Photo caption: Museum of Wrecks in Alamar
Yesterday night, Monday, the program “Open Dialog” confirmed for me the idea that debate, when is not free and spontaneous, remains a monologue of several voices. It was precisely the absence of controversy that characterized the guests of Loly Estevez, among whom were Alfredo Guevara, Eduardo Heras Leon, Desiderio Navarro, Roberto Fernandez Retamar and Corina Mestre. A certain call to “not dissent” before the cameras could be guessed behind the descriptive and generic tone of the speeches. They didn’t even allow the possibility of taking calls from the audience, which in other broadcasts of the same program had elevated the temperature of the discussion.

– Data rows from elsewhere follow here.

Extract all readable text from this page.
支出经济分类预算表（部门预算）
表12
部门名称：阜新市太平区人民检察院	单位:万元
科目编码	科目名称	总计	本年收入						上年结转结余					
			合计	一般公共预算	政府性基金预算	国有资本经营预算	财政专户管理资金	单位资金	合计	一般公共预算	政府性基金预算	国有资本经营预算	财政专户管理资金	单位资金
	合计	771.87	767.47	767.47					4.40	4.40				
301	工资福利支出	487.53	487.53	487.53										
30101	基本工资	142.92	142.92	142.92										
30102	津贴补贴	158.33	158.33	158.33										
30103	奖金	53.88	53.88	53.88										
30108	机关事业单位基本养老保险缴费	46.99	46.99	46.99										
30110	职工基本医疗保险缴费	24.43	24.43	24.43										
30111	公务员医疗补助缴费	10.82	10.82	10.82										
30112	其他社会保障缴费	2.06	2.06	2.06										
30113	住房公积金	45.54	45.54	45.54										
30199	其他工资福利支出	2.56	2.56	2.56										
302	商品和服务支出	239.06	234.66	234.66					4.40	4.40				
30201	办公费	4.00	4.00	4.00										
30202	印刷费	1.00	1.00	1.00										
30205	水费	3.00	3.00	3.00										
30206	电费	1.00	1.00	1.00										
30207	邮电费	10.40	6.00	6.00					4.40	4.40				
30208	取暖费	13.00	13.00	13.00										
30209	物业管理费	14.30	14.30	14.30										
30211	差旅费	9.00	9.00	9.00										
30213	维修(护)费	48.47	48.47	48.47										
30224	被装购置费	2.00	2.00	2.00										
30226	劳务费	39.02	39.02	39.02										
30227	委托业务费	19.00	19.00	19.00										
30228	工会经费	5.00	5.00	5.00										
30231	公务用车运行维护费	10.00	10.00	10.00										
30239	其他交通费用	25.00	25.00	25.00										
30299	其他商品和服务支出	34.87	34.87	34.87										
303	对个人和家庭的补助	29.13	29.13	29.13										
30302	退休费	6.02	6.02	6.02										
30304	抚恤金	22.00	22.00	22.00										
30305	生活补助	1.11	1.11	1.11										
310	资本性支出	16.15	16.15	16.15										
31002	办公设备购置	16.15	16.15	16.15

The omissions, as almost always, were more significant than what was expressed aloud. Desiderio Navarro was the only one who mentioned, very subtly, the intellectual controversy from the months of January and February. As a “media slip” Navarro characterized the appearance of Pavon, Serguera and Quesada on Cuban TV, a fact that acted as a trigger for the exchange of emails questioning the cultural policy of the Revolution.

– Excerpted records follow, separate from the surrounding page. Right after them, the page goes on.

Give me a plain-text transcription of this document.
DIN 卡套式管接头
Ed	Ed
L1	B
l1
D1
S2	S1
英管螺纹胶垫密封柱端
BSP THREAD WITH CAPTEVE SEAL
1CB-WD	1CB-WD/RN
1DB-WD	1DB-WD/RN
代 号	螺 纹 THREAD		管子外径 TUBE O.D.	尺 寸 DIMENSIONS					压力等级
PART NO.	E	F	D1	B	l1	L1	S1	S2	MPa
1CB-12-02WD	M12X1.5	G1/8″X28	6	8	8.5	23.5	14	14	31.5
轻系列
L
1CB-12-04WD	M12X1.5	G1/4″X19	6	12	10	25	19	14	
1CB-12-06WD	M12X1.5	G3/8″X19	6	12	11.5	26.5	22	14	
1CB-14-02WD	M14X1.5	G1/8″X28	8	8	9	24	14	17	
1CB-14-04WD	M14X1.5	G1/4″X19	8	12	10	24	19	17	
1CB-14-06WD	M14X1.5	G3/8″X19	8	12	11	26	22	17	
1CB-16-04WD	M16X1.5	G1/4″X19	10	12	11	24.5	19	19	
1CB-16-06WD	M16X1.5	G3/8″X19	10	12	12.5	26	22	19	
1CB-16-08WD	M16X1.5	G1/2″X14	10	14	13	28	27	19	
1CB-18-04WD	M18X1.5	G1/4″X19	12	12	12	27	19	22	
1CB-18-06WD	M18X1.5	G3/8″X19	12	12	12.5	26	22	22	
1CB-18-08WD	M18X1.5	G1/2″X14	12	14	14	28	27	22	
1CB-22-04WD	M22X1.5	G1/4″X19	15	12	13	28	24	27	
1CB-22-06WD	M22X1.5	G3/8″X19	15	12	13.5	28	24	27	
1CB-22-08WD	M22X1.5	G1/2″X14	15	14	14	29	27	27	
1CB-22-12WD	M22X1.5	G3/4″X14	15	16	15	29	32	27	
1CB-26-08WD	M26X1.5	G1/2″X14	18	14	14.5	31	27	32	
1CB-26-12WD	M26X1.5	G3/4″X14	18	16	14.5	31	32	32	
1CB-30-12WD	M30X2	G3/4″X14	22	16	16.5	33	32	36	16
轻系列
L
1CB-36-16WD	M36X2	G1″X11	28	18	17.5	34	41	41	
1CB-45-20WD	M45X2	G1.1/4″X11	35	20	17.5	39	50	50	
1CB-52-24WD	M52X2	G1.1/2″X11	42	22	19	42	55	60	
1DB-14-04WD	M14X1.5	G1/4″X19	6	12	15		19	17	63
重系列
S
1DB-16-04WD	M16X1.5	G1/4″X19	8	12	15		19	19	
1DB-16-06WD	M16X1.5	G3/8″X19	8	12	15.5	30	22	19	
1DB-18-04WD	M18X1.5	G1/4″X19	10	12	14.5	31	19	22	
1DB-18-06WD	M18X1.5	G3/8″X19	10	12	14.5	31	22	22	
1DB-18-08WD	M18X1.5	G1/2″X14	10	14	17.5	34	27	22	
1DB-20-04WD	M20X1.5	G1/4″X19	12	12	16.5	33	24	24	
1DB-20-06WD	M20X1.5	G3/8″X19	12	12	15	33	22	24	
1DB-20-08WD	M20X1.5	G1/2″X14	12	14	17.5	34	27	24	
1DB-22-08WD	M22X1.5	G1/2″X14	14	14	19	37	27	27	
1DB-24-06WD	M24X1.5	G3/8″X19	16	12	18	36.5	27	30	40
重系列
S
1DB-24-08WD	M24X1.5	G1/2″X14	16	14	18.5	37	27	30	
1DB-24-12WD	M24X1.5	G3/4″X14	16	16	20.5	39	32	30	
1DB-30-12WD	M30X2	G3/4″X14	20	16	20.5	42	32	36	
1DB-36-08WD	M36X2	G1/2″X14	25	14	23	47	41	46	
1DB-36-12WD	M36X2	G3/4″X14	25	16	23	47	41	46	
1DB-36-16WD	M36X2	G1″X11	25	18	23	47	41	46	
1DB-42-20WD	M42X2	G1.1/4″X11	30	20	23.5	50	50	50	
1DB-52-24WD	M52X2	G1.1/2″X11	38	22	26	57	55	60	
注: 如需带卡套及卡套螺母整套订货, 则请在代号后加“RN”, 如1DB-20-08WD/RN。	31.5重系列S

“Open Dialog” yesterday was a deposit of triumphalist phrases used to characterize the current debates that precede the Congress of the UNEAC (Cuban Artists and Writers Union), which contrast with the corrosive assertions made in those meetings by a good portion of the Cuban intellectual class. The “polemicists” repeated phrases like “a nation can’t live with its back turned to debate,” “we can’t yield the issues to the enemy,” “we need to include more of the Youth in constructive criticism.” All of this was said under the watch of Fidel Castro and Jose Marti who, looking on from two Raul Martinez paintings, formed part of the decoration of the set.
Of course, none of the participants dared say that “debate must be between all Cubans, regardless of the political affiliation or ideological preferences.” Nor did they question why is it that culture must be discussed between the pundits, when it belongs to everybody. What “the email skirmish” (also known as Words of the Intellectuals) left us has evidently been absorbed and re-arranged by those in charge of the culture. Last night, instead of fuel to continue debating, the audience was shown the inflexible limits of a “debate between revolutionaries.”